Conseil de Paris Séance des 14, 15, 16 et 17 décembre 2015
Présenté par Didier Le Reste et les élu-es du groupe Communiste - Front de Gauche

La politique de la ville a subi une importante réforme suite à la loi Lamy de février 2014.

Le 7 mai 2015 le contrat de ville parisien a été signé Halle Pajol (18ème), par La Maire de Paris, ainsi que par le Premier Ministre et la secrétaire d’Etat à la politique de la Ville.

Malgré de nombreuses inquiétudes qui se sont exprimées dans plusieurs arrondissements et quartiers parisiens touchés par la réduction des périmètre de la géographie prioritaire, l’engagement de la ville de Paris à maintenir intégralement les crédits alloués aux quartiers populaires, ainsi que les engagements de l’Etat en direction des quartiers de veille active (adultes-relais, ASL...) permettent une attention particulière des pouvoirs publics sur l’ensemble des quartiers politique de la ville.

Les contrats urbains de cohésion sociale (CUCs) ayant pris fin en 2014, l’année 2015 a été la première année d’application de la loi pour la programmation pour la ville et la cohésion urbaine. Il convient donc d’en réaliser un premier bilan.

Les déclinaisons locales du contrat de ville parisien, les projets de territoire, réalisés dans le cadre de démarches participatives impliquant les habitants et le tissu associatif, ont permis de faire émerger nombre de propositions pour améliorer le vivre ensemble au sein des quartiers populaires.

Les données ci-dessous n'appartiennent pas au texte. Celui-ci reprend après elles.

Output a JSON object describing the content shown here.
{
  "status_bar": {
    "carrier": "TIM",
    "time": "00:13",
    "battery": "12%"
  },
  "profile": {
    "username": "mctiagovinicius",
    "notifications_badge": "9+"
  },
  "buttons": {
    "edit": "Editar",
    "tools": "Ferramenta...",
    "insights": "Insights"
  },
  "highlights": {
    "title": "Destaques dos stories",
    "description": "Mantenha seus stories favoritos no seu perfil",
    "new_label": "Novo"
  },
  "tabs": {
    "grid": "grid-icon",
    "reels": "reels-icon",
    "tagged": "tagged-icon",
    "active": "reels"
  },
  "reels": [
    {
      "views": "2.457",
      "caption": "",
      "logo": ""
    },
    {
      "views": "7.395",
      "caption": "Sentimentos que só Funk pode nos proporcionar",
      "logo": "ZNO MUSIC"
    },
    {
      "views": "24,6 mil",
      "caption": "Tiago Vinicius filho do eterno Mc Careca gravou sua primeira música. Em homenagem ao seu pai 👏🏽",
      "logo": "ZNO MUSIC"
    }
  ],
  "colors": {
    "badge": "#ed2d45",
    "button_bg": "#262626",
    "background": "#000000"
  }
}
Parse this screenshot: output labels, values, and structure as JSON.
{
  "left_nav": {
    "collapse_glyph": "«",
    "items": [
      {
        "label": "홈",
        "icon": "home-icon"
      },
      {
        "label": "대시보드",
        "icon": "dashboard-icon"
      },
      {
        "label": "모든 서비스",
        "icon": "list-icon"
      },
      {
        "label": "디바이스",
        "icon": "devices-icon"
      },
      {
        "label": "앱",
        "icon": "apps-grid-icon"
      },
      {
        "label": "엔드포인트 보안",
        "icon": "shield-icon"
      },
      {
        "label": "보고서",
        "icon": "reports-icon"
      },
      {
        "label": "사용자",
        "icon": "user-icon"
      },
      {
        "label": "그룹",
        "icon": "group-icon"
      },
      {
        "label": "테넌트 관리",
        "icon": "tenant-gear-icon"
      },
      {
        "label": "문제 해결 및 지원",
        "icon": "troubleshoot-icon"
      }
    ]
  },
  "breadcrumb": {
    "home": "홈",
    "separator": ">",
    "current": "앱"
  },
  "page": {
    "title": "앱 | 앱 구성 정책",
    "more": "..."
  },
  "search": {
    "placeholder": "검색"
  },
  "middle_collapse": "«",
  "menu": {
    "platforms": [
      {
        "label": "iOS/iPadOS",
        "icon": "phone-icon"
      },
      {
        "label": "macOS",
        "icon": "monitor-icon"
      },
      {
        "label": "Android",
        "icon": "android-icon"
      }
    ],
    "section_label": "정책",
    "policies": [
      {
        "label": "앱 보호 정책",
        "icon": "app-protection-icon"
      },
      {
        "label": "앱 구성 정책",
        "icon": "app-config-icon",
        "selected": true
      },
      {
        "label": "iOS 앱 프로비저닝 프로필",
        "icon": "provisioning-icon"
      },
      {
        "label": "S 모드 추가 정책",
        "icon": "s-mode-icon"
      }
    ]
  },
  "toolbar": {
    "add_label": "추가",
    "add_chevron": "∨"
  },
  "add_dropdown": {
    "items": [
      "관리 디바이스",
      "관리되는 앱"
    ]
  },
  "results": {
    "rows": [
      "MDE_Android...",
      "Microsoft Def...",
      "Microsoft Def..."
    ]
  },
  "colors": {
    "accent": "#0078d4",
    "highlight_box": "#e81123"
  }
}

Il convient aujourd’hui de s’assurer que l’ensemble des signataires du contrat de ville mobilise utilement les moyens d’actions à leur disposition, condition de la réussite de ce projet co-construit avec les citoyens.
C’est le sens de la communication de la Maire de Paris du 26 octobre 2015, lors du Conseil de Paris consacré au débat d’orientation budgétaire, qui rappelle que conformément à ses engagements – également pris par l’Etat - la Ville maintiendra en 2016 son budget dédié aux quartiers politique de la ville. Elle s’engage à la plus grande mobilisation possible de l’ensemble des outils et dispositifs dits de droit commun et reconduit les inscriptions sur les subventions spécifiques politique de la ville.

Dans le même sens, 25% des investissements réalisés par la Ville de Paris dans le cadre du plan d’investissement de la mandature le seront dans des quartiers populaires.

Conformément aux engagements de l’Etat, de nombreuses actions réalisées par les associations œuvrant dans les quartiers de veille active continuent à être soutenues.
Cependant dans le cadre de l’application de la circulaire du 2 février 2015 relative aux orientations de la politique d’accueil et d’intégration des étrangers, les associations bénéficiant de financement pour les ateliers sociolinguistiques ont été sollicitées par la Préfecture pour distinguer les primo-arrivants des autres publics et de fournir les listes des données individuelles sur les bénéficiaires.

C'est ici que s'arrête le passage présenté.